As a landscape professional, you might ask yourself: What’s the point of trade associations? Why do they exist? Who benefits? Well, look no further, because we have answers.
Trade associations advance their industries through collaboration, instruction, product displays, and accreditation. They exist to cultivate industry knowledge and practices.
For Canada’s landscaping industry, Landscape Ontario is the association of choice with over 2,000 registered professionals amongst its ranks. Their code of ethics exhibits a common ground of professionalism and reliability.
Landscape Ontario hosts an annual Congress, which remains the biggest event of the year for Canada's landscaping industry. Since our Canada office opened just last year, we sent our Landmark Product Marketing Manager, Eric Gilbey, PLA, to Toronto to help acquaint the office to new industry exposures.
Once back in Maryland, Gilbey had tons to say about the value of trade associations in general. And he attends trade shows like Congress as part of his job, so his input is particularly meaningful!
“It’s a tremendous experience for landscape and horticultural professionals in that province,” Gilbey said. The Congress, to Gilbey, is much more than a simple meet-up: in an increasingly digital world of design, it marks the significance of in-person, organic collaboration.
Bobbie Schwartz of Bobbie's Green Thumb presenting design plans at the Landscape Ontario Congress.

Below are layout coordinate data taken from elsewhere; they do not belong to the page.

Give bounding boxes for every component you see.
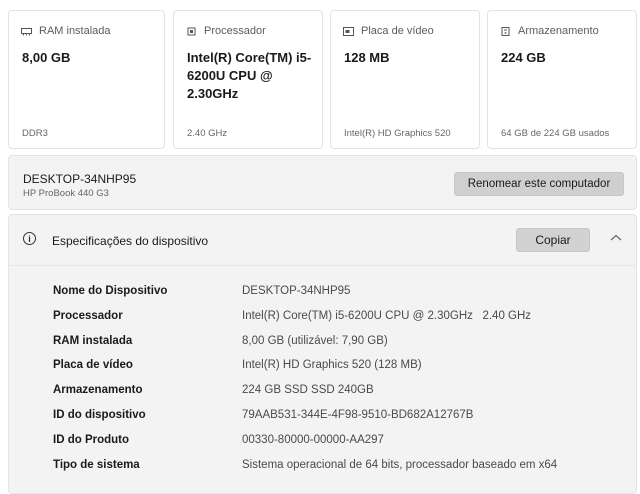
chevron-up-icon[interactable] [609,233,623,243]
spec-label: Processador [53,309,123,322]
spec-label: RAM instalada [53,334,133,347]
card-subtitle: Intel(R) HD Graphics 520 [344,128,451,139]
device-model: HP ProBook 440 G3 [23,188,109,199]
card-title: Placa de vídeo [361,25,434,37]
graphics-card: Placa de vídeo 128 MB Intel(R) HD Graphi… [330,10,480,149]
spec-value: Intel(R) HD Graphics 520 (128 MB) [242,359,422,372]
spec-label: Tipo de sistema [53,458,140,471]
storage-card: Armazenamento 224 GB 64 GB de 224 GB usa… [487,10,637,149]
spec-value: 224 GB SSD SSD 240GB [242,384,374,397]
info-icon: i [23,232,36,245]
card-subtitle: 2.40 GHz [187,128,228,139]
specs-header[interactable]: i Especificações do dispositivo Copiar [9,215,636,266]
specs-title: Especificações do dispositivo [52,234,209,248]
card-title: RAM instalada [39,25,111,37]
card-value: 8,00 GB [22,50,71,65]
copy-button[interactable]: Copiar [516,228,590,252]
spec-label: Placa de vídeo [53,359,133,372]
spec-label: ID do Produto [53,433,130,446]
card-subtitle: DDR3 [22,128,48,139]
spec-value: 79AAB531-344E-4F98-9510-BD682A12767B [242,408,474,421]
spec-value: DESKTOP-34NHP95 [242,285,351,297]
card-title: Processador [204,25,266,37]
ram-card: RAM instalada 8,00 GB DDR3 [8,10,165,149]
ram-icon [21,27,32,35]
spec-value: Sistema operacional de 64 bits, processa… [242,458,558,471]
spec-label: Nome do Dispositivo [53,285,168,297]
storage-icon [501,26,510,36]
graphics-card-icon [343,26,354,36]
card-value: 128 MB [344,50,390,65]
card-title: Armazenamento [518,25,599,37]
spec-label: Armazenamento [53,384,143,397]
card-value: Intel(R) Core(TM) i5-6200U CPU @ 2.30GHz [187,50,312,101]
device-name-bar: DESKTOP-34NHP95 HP ProBook 440 G3 Renome… [8,155,637,210]
spec-label: ID do dispositivo [53,408,146,421]
device-name: DESKTOP-34NHP95 [23,172,137,186]
processor-card: Processador Intel(R) Core(TM) i5-6200U C… [173,10,323,149]
spec-value: 00330-80000-00000-AA297 [242,433,384,446]
rename-computer-button[interactable]: Renomear este computador [454,172,624,196]
processor-icon [187,27,196,35]
card-value: 224 GB [501,50,546,65]
spec-value: Intel(R) Core(TM) i5-6200U CPU @ 2.30GHz… [242,309,532,322]
spec-value: 8,00 GB (utilizável: 7,90 GB) [242,334,388,347]
device-specifications-panel: i Especificações do dispositivo Copiar N… [8,214,637,494]
card-subtitle: 64 GB de 224 GB usados [501,128,610,139]
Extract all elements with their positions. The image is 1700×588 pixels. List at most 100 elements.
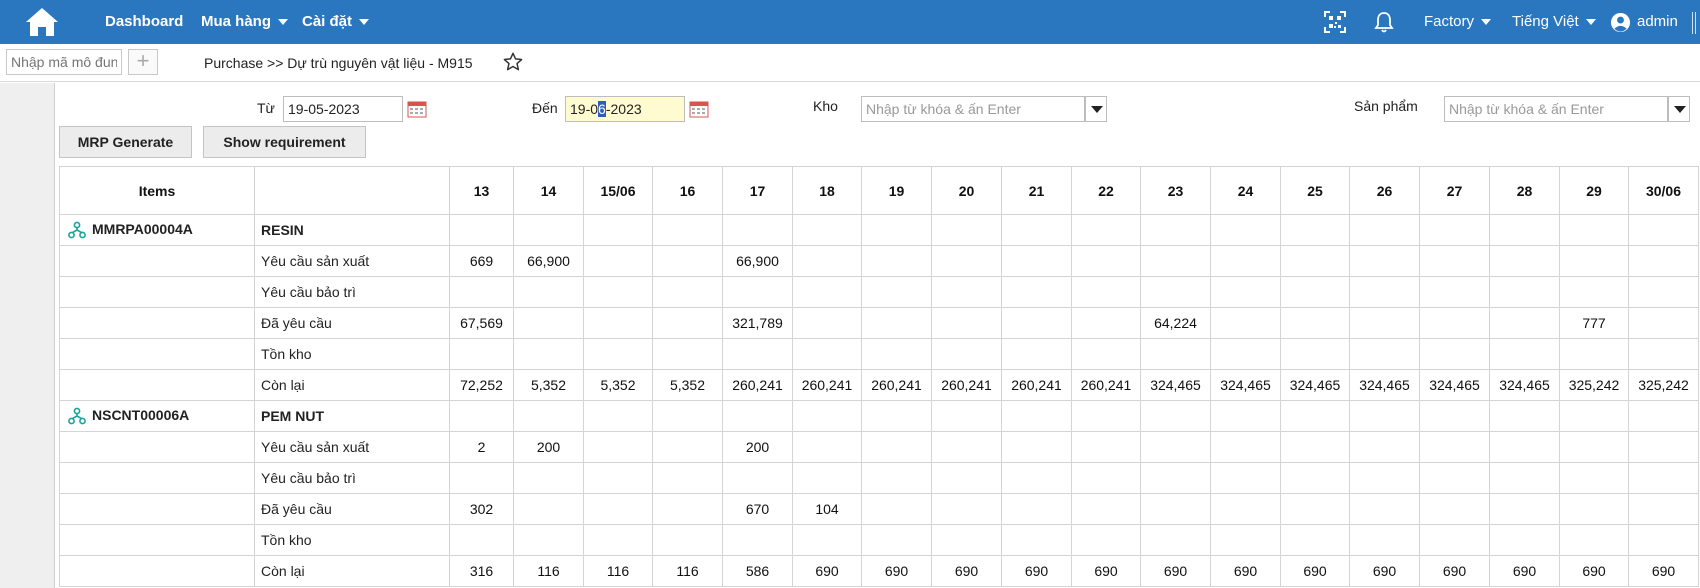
value-cell: 64,224 (1140, 307, 1211, 339)
metric-row: Tồn kho (59, 524, 1699, 556)
home-icon[interactable] (24, 6, 60, 38)
value-cell: 586 (722, 555, 793, 587)
value-cell: 260,241 (1001, 369, 1072, 401)
module-code-input[interactable] (6, 49, 122, 75)
value-cell: 324,465 (1280, 369, 1350, 401)
nav-settings-menu[interactable]: Cài đặt (302, 0, 370, 44)
value-cell (1419, 524, 1490, 556)
value-cell (1628, 493, 1699, 525)
value-cell (792, 276, 862, 308)
value-cell (1210, 307, 1281, 339)
factory-menu[interactable]: Factory (1424, 0, 1492, 44)
value-cell (1280, 462, 1350, 494)
favorite-star-icon[interactable] (502, 51, 524, 73)
item-group-row[interactable]: NSCNT00006A PEM NUT (59, 400, 1699, 432)
value-cell (1210, 431, 1281, 463)
value-cell (1140, 524, 1211, 556)
show-requirement-button[interactable]: Show requirement (203, 126, 366, 158)
grid-cell (1140, 400, 1211, 432)
value-cell (1071, 493, 1141, 525)
language-menu[interactable]: Tiếng Việt (1512, 0, 1596, 44)
value-cell: 104 (792, 493, 862, 525)
value-cell (1559, 276, 1629, 308)
value-cell (1210, 276, 1281, 308)
day-column-header: 23 (1140, 166, 1211, 215)
resize-handle[interactable] (1692, 12, 1696, 34)
value-cell (513, 276, 584, 308)
warehouse-input[interactable]: Nhập từ khóa & ấn Enter (861, 96, 1085, 122)
grid-cell (1349, 214, 1420, 246)
value-cell: 66,900 (722, 245, 793, 277)
value-cell: 324,465 (1489, 369, 1560, 401)
metric-row: Còn lại 316 116 116 116 586 690 690 690 690 690 690… (59, 555, 1699, 587)
day-column-header: 30/06 (1628, 166, 1699, 215)
value-cell (792, 462, 862, 494)
left-sidebar-strip (0, 83, 55, 588)
value-cell (792, 307, 862, 339)
metric-row: Tồn kho (59, 338, 1699, 370)
item-code-cell[interactable]: MMRPA00004A (59, 214, 255, 246)
grid-cell (1280, 214, 1350, 246)
value-cell: 321,789 (722, 307, 793, 339)
grid-cell (1001, 400, 1072, 432)
value-cell (652, 524, 723, 556)
mrp-generate-button[interactable]: MRP Generate (59, 126, 192, 158)
qr-scan-icon[interactable] (1323, 10, 1347, 34)
nav-dashboard[interactable]: Dashboard (105, 0, 183, 44)
product-dropdown-button[interactable] (1668, 96, 1690, 122)
value-cell (1210, 493, 1281, 525)
grid-cell (59, 462, 255, 494)
value-cell: 260,241 (792, 369, 862, 401)
value-cell (1419, 245, 1490, 277)
value-cell: 324,465 (1419, 369, 1490, 401)
breadcrumb: Purchase >> Dự trù nguyên vật liệu - M91… (204, 55, 473, 71)
value-cell (449, 276, 514, 308)
value-cell (1071, 462, 1141, 494)
value-cell (931, 431, 1002, 463)
value-cell (652, 462, 723, 494)
chevron-down-icon (1585, 19, 1596, 26)
value-cell (1001, 431, 1072, 463)
value-cell: 324,465 (1140, 369, 1211, 401)
metric-row: Đã yêu cầu 67,569 321,789 64,224 777 (59, 307, 1699, 339)
item-code-cell[interactable]: NSCNT00006A (59, 400, 255, 432)
grid-cell (1280, 400, 1350, 432)
value-cell: 690 (931, 555, 1002, 587)
bom-tree-icon[interactable] (68, 407, 86, 425)
value-cell (1001, 338, 1072, 370)
item-code: NSCNT00006A (92, 406, 190, 423)
calendar-icon[interactable] (407, 99, 427, 119)
to-date-input[interactable]: 19-06-2023 (565, 96, 685, 122)
day-column-header: 25 (1280, 166, 1350, 215)
from-date-input[interactable]: 19-05-2023 (283, 96, 403, 122)
product-input[interactable]: Nhập từ khóa & ấn Enter (1444, 96, 1668, 122)
value-cell: 116 (652, 555, 723, 587)
description-column-header (254, 166, 450, 215)
value-cell (722, 524, 793, 556)
value-cell (1349, 493, 1420, 525)
value-cell (1419, 338, 1490, 370)
value-cell (513, 462, 584, 494)
bell-icon[interactable] (1372, 10, 1396, 34)
value-cell (1071, 307, 1141, 339)
value-cell (1280, 431, 1350, 463)
user-avatar-icon[interactable] (1610, 12, 1631, 33)
value-cell (1280, 524, 1350, 556)
warehouse-dropdown-button[interactable] (1085, 96, 1107, 122)
metric-label: Đã yêu cầu (254, 493, 450, 525)
nav-purchase-menu[interactable]: Mua hàng (201, 0, 288, 44)
value-cell (861, 524, 932, 556)
value-cell (1001, 276, 1072, 308)
add-module-button[interactable]: + (128, 49, 158, 75)
item-group-row[interactable]: MMRPA00004A RESIN (59, 214, 1699, 246)
bom-tree-icon[interactable] (68, 221, 86, 239)
calendar-icon[interactable] (689, 99, 709, 119)
grid-cell (861, 214, 932, 246)
value-cell (1489, 524, 1560, 556)
plus-icon: + (136, 48, 150, 73)
user-menu[interactable]: admin (1637, 0, 1678, 44)
grid-cell (722, 400, 793, 432)
day-column-header: 17 (722, 166, 793, 215)
value-cell (513, 307, 584, 339)
day-column-header: 13 (449, 166, 514, 215)
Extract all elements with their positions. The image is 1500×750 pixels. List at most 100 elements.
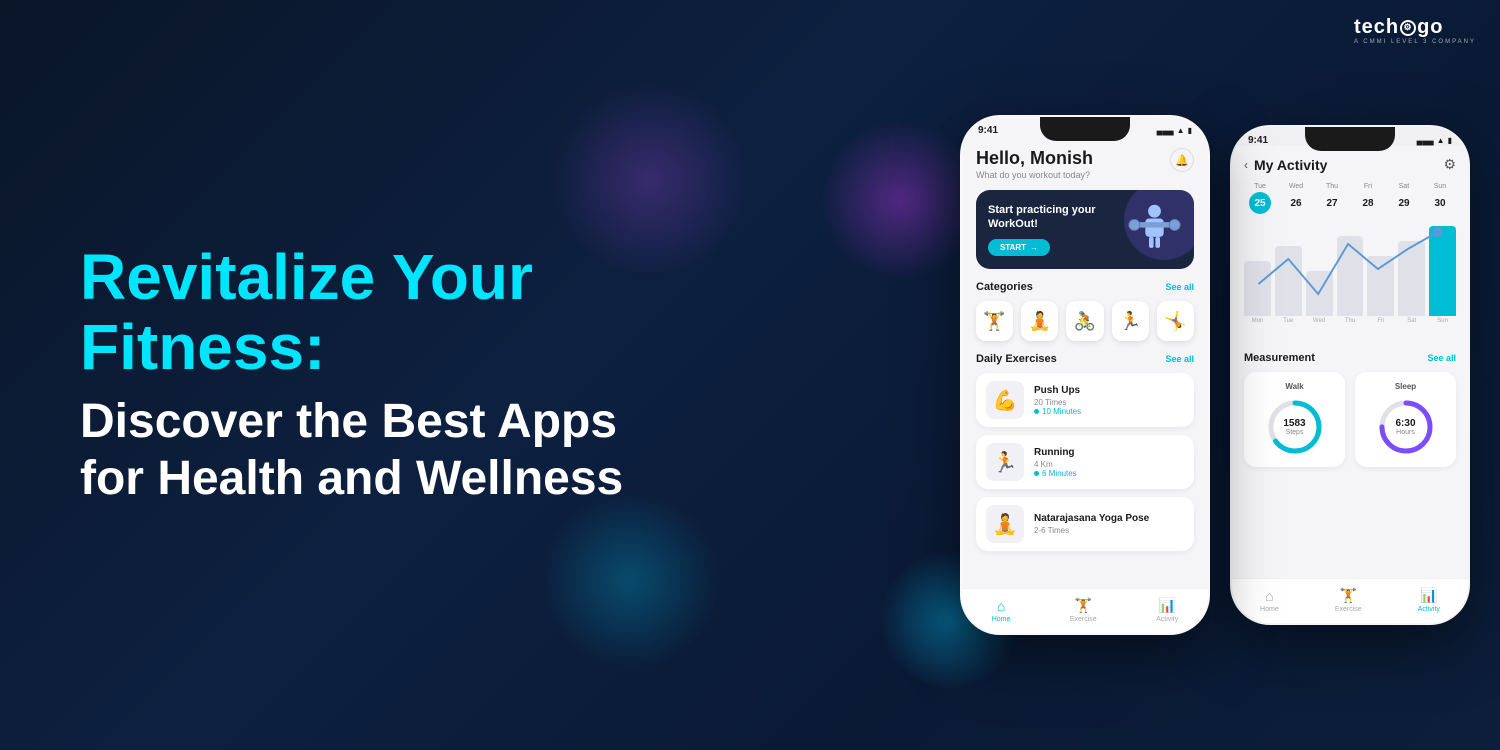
bar-mon-label: Mon xyxy=(1252,318,1264,324)
exercise-item-yoga[interactable]: 🧘 Natarajasana Yoga Pose 2-6 Times xyxy=(976,497,1194,551)
cal-day-sun[interactable]: Sun 30 xyxy=(1424,183,1456,214)
category-item-4[interactable]: 🏃 xyxy=(1112,301,1149,341)
banner-text: Start practicing your WorkOut! START → xyxy=(988,203,1119,257)
wifi-icon-2: ▲ xyxy=(1437,136,1445,145)
nav2-home[interactable]: ⌂ Home xyxy=(1260,588,1279,613)
walk-label: Walk xyxy=(1285,382,1303,391)
measurement-cards: Walk 1583 Steps xyxy=(1244,372,1456,467)
categories-title: Categories xyxy=(976,281,1033,293)
category-item-2[interactable]: 🧘 xyxy=(1021,301,1058,341)
home-icon: ⌂ xyxy=(997,598,1005,614)
sleep-label: Sleep xyxy=(1395,382,1416,391)
bar-fri-fill xyxy=(1367,256,1394,316)
nav2-exercise[interactable]: 🏋 Exercise xyxy=(1335,587,1362,613)
nav-home[interactable]: ⌂ Home xyxy=(992,598,1011,623)
exercise-info-yoga: Natarajasana Yoga Pose 2-6 Times xyxy=(1034,513,1184,535)
cal-day-name-thu: Thu xyxy=(1326,183,1338,190)
status-time-2: 9:41 xyxy=(1248,135,1268,146)
bar-thu-fill xyxy=(1337,236,1364,316)
cal-day-num-wed: 26 xyxy=(1285,192,1307,214)
settings-icon[interactable]: ⚙ xyxy=(1443,156,1456,173)
exercise-name-running: Running xyxy=(1034,447,1184,458)
status-icons-1: ▄▄▄ ▲ ▮ xyxy=(1157,126,1192,135)
categories-see-all[interactable]: See all xyxy=(1165,282,1194,292)
greeting-sub: What do you workout today? xyxy=(976,170,1093,180)
categories-header: Categories See all xyxy=(976,281,1194,293)
phone-1: 9:41 ▄▄▄ ▲ ▮ Hello, Monish What do you w… xyxy=(960,115,1210,635)
nav-home-label: Home xyxy=(992,616,1011,623)
bar-sat: Sat xyxy=(1398,224,1425,324)
cal-day-fri[interactable]: Fri 28 xyxy=(1352,183,1384,214)
exercises-header: Daily Exercises See all xyxy=(976,353,1194,365)
cal-day-sat[interactable]: Sat 29 xyxy=(1388,183,1420,214)
cal-day-name-sun: Sun xyxy=(1434,183,1446,190)
categories-row: 🏋️ 🧘 🚴 🏃 🤸 xyxy=(976,301,1194,341)
phone-1-header: Hello, Monish What do you workout today?… xyxy=(976,148,1194,180)
status-time-1: 9:41 xyxy=(978,125,998,136)
bar-mon-fill xyxy=(1244,261,1271,316)
category-item-3[interactable]: 🚴 xyxy=(1066,301,1103,341)
cal-day-name-sat: Sat xyxy=(1399,183,1410,190)
measurement-section: Measurement See all Walk 1583 xyxy=(1244,352,1456,467)
calendar-row: Tue 25 Wed 26 Thu 27 Fri 28 Sat 29 xyxy=(1244,183,1456,214)
nav2-exercise-label: Exercise xyxy=(1335,606,1362,613)
bar-tue-label: Tue xyxy=(1283,318,1293,324)
exercise-name-yoga: Natarajasana Yoga Pose xyxy=(1034,513,1184,524)
chart-bars: Mon Tue Wed Thu xyxy=(1244,224,1456,324)
phone-1-bottom-nav: ⌂ Home 🏋 Exercise 📊 Activity xyxy=(962,588,1208,633)
bar-thu-label: Thu xyxy=(1345,318,1355,324)
wifi-icon: ▲ xyxy=(1177,126,1185,135)
exercise-item-running[interactable]: 🏃 Running 4 Km 6 Minutes xyxy=(976,435,1194,489)
bg-decoration-2 xyxy=(540,490,720,670)
phone-2-content: ‹ My Activity ⚙ Tue 25 Wed 26 Thu 27 xyxy=(1232,146,1468,614)
nav2-activity-label: Activity xyxy=(1418,606,1440,613)
category-item-5[interactable]: 🤸 xyxy=(1157,301,1194,341)
nav-activity[interactable]: 📊 Activity xyxy=(1156,597,1178,623)
bar-sat-fill xyxy=(1398,241,1425,316)
exercise-icon: 🏋 xyxy=(1075,597,1092,614)
nav-exercise[interactable]: 🏋 Exercise xyxy=(1070,597,1097,623)
sleep-circle: 6:30 Hours xyxy=(1376,397,1436,457)
bg-decoration-3 xyxy=(820,120,980,280)
brand-tagline: A CMMI LEVEL 3 Company xyxy=(1354,39,1476,45)
cal-day-wed[interactable]: Wed 26 xyxy=(1280,183,1312,214)
bar-sat-label: Sat xyxy=(1407,318,1416,324)
activity-title: My Activity xyxy=(1254,157,1327,173)
bell-icon[interactable]: 🔔 xyxy=(1170,148,1194,172)
start-button[interactable]: START → xyxy=(988,239,1050,256)
battery-icon-2: ▮ xyxy=(1448,136,1452,145)
phone-2-header: ‹ My Activity ⚙ xyxy=(1244,156,1456,173)
back-arrow[interactable]: ‹ xyxy=(1244,158,1248,172)
measurement-sleep: Sleep 6:30 Hours xyxy=(1355,372,1456,467)
bar-tue-fill xyxy=(1275,246,1302,316)
banner-title: Start practicing your WorkOut! xyxy=(988,203,1119,232)
exercise-name-pushups: Push Ups xyxy=(1034,385,1184,396)
phone-1-notch xyxy=(1040,117,1130,141)
walk-value: 1583 Steps xyxy=(1283,418,1305,436)
cal-day-num-fri: 28 xyxy=(1357,192,1379,214)
cal-day-name-fri: Fri xyxy=(1364,183,1372,190)
exercise-thumb-running: 🏃 xyxy=(986,443,1024,481)
hero-headline-cyan: Revitalize Your Fitness: xyxy=(80,242,680,383)
exercise-item-pushups[interactable]: 💪 Push Ups 20 Times 10 Minutes xyxy=(976,373,1194,427)
cal-day-thu[interactable]: Thu 27 xyxy=(1316,183,1348,214)
bar-sun-label: Sun xyxy=(1437,318,1448,324)
back-title: ‹ My Activity xyxy=(1244,157,1327,173)
brand-name: tech⚙go xyxy=(1354,16,1476,39)
nav-exercise-label: Exercise xyxy=(1070,616,1097,623)
phone-2-bottom-nav: ⌂ Home 🏋 Exercise 📊 Activity xyxy=(1232,578,1468,623)
status-icons-2: ▄▄▄ ▲ ▮ xyxy=(1417,136,1452,145)
sleep-number: 6:30 xyxy=(1395,418,1415,429)
arrow-icon: → xyxy=(1030,243,1038,252)
exercise-detail-pushups: 20 Times xyxy=(1034,398,1184,407)
category-item-1[interactable]: 🏋️ xyxy=(976,301,1013,341)
measurement-see-all[interactable]: See all xyxy=(1427,353,1456,363)
cal-day-tue[interactable]: Tue 25 xyxy=(1244,183,1276,214)
phones-container: 9:41 ▄▄▄ ▲ ▮ Hello, Monish What do you w… xyxy=(960,115,1470,635)
nav2-activity[interactable]: 📊 Activity xyxy=(1418,587,1440,613)
bar-fri: Fri xyxy=(1367,224,1394,324)
bar-fri-label: Fri xyxy=(1377,318,1384,324)
exercise-detail-running: 4 Km xyxy=(1034,460,1184,469)
workout-banner: Start practicing your WorkOut! START → xyxy=(976,190,1194,269)
exercises-see-all[interactable]: See all xyxy=(1165,354,1194,364)
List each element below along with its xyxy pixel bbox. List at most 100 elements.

Beyond the thousands of products and technologies displayed at the event, the Congress hosts seminars aimed at “advancing the horticultural industry,” according to their website, making it an all-together valuable experience for professionals looking to expand their industry influence.
A Closer Look at Congress
January’s congress was massive. It was a 3-day, 10-acre conference with over 600 vendors and 13,000 attendees.
“It allows landscape professionals to understand broader industry context and ways to apply this knowledge to benefit themselves and their clients,” Gilbey said.
To illustrate, he referred to a presentation where an audience member mentioned integrated pest control, a topic that’s perhaps easy to overlook in landscape design. “Hearing adjacent industry colleagues — entomologists and organic plant care specialists, for example — discussing better plant choices and maintenance practices can really enhance design acumen in these small but noticeable ways,” he added.
Terry Vanderkruk has attended the Congress since its inception. In a testimonial, he cited validity as one of the major reasons to get involved: “Landscape Ontario has such a high professional standard that, if you can slap that logo on your cars or on your buildings, you are part of that professional industry that holds such high standards — why would you not want to be a part of that?”
The exposure and awareness offered by trade shows can boost any designer’s repertoire, validating them as creatives. And that’s not to mention the awards.
Landscape Ontario hosts an awards show, brazenly referred to as “the Oscars of the green profession,” aimed at recognizing overall design excellence and appeal. They award plaques in landscape construction, maintenance, design, irrigation, interior plantscaping, gardening, and growing — a wide range of categories that Gilbey called “a pleasant surprise.” He said it seems like Landscape Ontario wants its members to feel recognized, to truly appreciate what membership entails.
One of our users, Partridge Fine Landscapes Ltd., a firm in Toronto, won four Landscape Ontario Awards of Excellence for their project featuring an outdoor TV space. Congress incited Gilbey to note a rising trend of unique outdoor spaces, with features like outdoor TVs, lap pools, and sports courts, a useful consideration as we continue adapting Vectorworks Landmark to industry trends.
Members of Partridge Fine Landscapes, Ltd. receiving Landscape Ontario Awards of Excellence.
Image courtesy of Partridge Fine Landscapes, Ltd.
Want to get involved?
There’s a trade association nearly everywhere, it’s just a matter of finding the right one for you.
In the UK, there’s the Association of Professional Landscapers which, similar to Landscape Ontario, breeds a common ground of reliability — the goal is to provide consumers with a database of accredited landscapers to choose from.
Back in the U.S., The National Association of Landscape Professionals (NALP) has nearly 100,000 members and trains and accredits landscapers. Colocated with the GIE+Expo event, which boasts around 18,000 attendees, the NALP hosts an annual conference they call LANDSCAPES, whose mission matches that of the Landscape Ontario Congress.
The Association of Professional Landscape Designers offers professional connectivity and development to landscape desginers — in 1990 they introduced the APLD certification “to advance the profession of landscape design and to promote the recognition of landscape designers as qualified and dedicated professionals.” APLD hosts the APLD International Design Conference, happening this year July 25 – 29 in Seattle, Washington.
If you need one more reason to consider joining an association, look at what APLD’s president, Danilo Maffei, says: “I haven’t missed a conference since 2005. I block out this week in my calendar every single year. I make the time; I make the commitment. Yeah, it’s time away from the office. Yes, it’s money I need to spend, but it’s money well-spent. I get re-energized. I’m with people I love. We work hard together, we play, and we laugh. It’s a week that I wouldn’t miss.”